Let $G$ be a lie group, $\Gamma < G$ a discrete subgroup.
Is it true that the canonical map $p: G\to G/\Gamma$ necessarily proper (that is, pre-images of compact sets are compact)?
I know that it is true for compact $\Gamma$, and could not make the proof work for a discrete subgroup. This is false for a general topological space.
(I really don't know if it's true or not, I just thought it would be useful if it is).
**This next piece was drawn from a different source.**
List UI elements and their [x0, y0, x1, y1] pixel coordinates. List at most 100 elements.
Actually, I would also like to get any recommendations for basic textbooks on Lie Groups / Topological Groups that cover such "basic" topological concepts.
P.S:
I understand that my question is really not interesting in the current form (should have not asked it, too trivial), but let me ask what I really needed (which could also be trivial?):
Given $K\subset G/\Gamma$ compact, is there necessarily $K_1 \subset G$ compact such that $p(K_1)=K$?
That is I don't require the pre-image to be compact, just that I'm able to take a compact set of representatives. As far as I can tell, the counterexample $\mathbb{R}/\mathbb{Z}$ fails here.
No. Just take $G=(\mathbb R,+)$ and $\Gamma=\mathbb Z$. Then $p^{-1}\bigl(0+\mathbb{Z}\bigr)=\mathbb Z$, which is not compact.